Figure 6.4 Application of influence lines for a general loading: (a) all the loads, and (b) the general loading is divided into single force systems
For loading case (A), we can find out the response parameters using the three influence lines. Ordinate of an influence line gives the response for a unit load acting at a certain point.
Therefore, we can multiply this ordinate by the magnitude of the force to get the response due to the real force at that point. Thus
RA = 5kN x (ordinate of the IL of RA at X = 2m) = 5(1-2/6) = 3.33kN
Vc = 5kN x (ordinate of the IL of Vc at X = 2m) = 5(2/6) = 1.67 kN
MD = 5kN x (ordinate of the IL of MD at x = 2m) = 5(2/3) = 3.33 kNm
Similarly, for loading case (B):
RA = 4kN x (ordinate of the IL of RA at x = 4m) = 4(1-4/6) = 1.33kN
Vc = 4kN x (ordinate of the IL of Vc at x = 4m) = 4(4/6-1) = 1.33kN
MD = 4kN x (ordinate of the IL of MD at x = 4m) = 4(2 x 6/9) 5.33 kNm
And for case (C),
RA = -2kN x (ordinate of the IL of RA at x = 5m) = -2(1-5/6) = -0.33kN
Vc = -2kN x (ordinate of the IL of Vc at x = 5m) = -2(5/6-1) = 0.33kN
MD= -2kN x (ordinate of the IL of MD at x = 5m) = -2(2 x 6/3-2 x 5/3) = -1.33kNm
By the theory of superposition, we can add forces for each individual case to find the response parameters for the original loading case (Figure 6.4a). Thus, the response parameters in the beam AB are:
RA = (3.33 + 1.33 - 0.33)kN=4.33kN
Vc = (1.66 - 1.33 + 0.33)kN=0.67 kN
MD = (3.33 + 5.33 - 1.33)kN=7.33 kNm
One should remember that the method of superposition is valid only for linear elastic cases with small displacements only. So, prior to using influence lines in this way it is necessary to check that these conditions are satisfied.
It may seem that we can solve for these forces under the specified load case using equilibrium equations directly, and influence lines are not necessary. However, there may be requirement for obtaining these responses for multiple and more complex loading cases. For example, if we need to analyse for ten loading cases, it will be quicker to find only three influence lines and not solve for ten equilibrium cases.

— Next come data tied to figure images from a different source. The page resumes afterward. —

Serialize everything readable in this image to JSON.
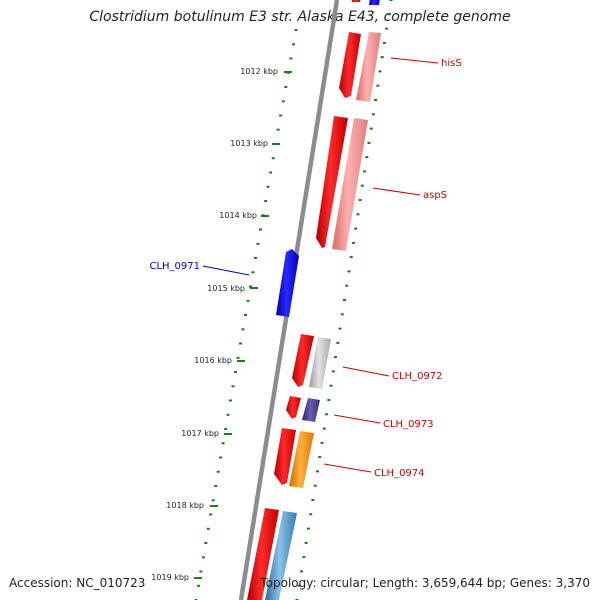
{
  "title": "Clostridium botulinum E3 str. Alaska E43, complete genome",
  "footer": {
    "accession": "Accession: NC_010723",
    "topology": "Topology: circular; Length: 3,659,644 bp; Genes: 3,370"
  },
  "colors": {
    "backbone": "#8c8c8c",
    "tick": "#1f7a1f",
    "forward_cds": "#ff0000",
    "reverse_cds": "#0000ff",
    "label_forward": "#cc0000",
    "label_reverse": "#0000cc"
  },
  "ticks": [
    "1012 kbp",
    "1013 kbp",
    "1014 kbp",
    "1015 kbp",
    "1016 kbp",
    "1017 kbp",
    "1018 kbp",
    "1019 kbp"
  ],
  "genes": [
    {
      "label": "hisS",
      "strand": "forward",
      "color": "#cc0000",
      "cog_color": "#f08080"
    },
    {
      "label": "aspS",
      "strand": "forward",
      "color": "#cc0000",
      "cog_color": "#f08080"
    },
    {
      "label": "CLH_0971",
      "strand": "reverse",
      "color": "#0000cc",
      "cog_color": ""
    },
    {
      "label": "CLH_0972",
      "strand": "forward",
      "color": "#cc0000",
      "cog_color": "#bdbdbd"
    },
    {
      "label": "CLH_0973",
      "strand": "forward",
      "color": "#cc0000",
      "cog_color": "#4b3c8c"
    },
    {
      "label": "CLH_0974",
      "strand": "forward",
      "color": "#cc0000",
      "cog_color": "#ff8c00"
    },
    {
      "label": "",
      "strand": "forward",
      "color": "#cc0000",
      "cog_color": "#4a8fc4"
    }
  ]
}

The most important use of influence line is finding out the location of a load for which certain response will have a maximum value. For example, we may need to find the location of a moving load (say a gantry) on a beam (say a gantry girder) for which we get the maximum bending moment at a certain point. We can consider bending moment at point D of Example 6.3, where the beam AB becomes our gantry girder.Looking at the influence line of MD,one can say that MD will reach its maximum value when the load is at point D.Influence lines can be used not only for concentrated forces, but for distributed forces as well, which is discussed in the next section.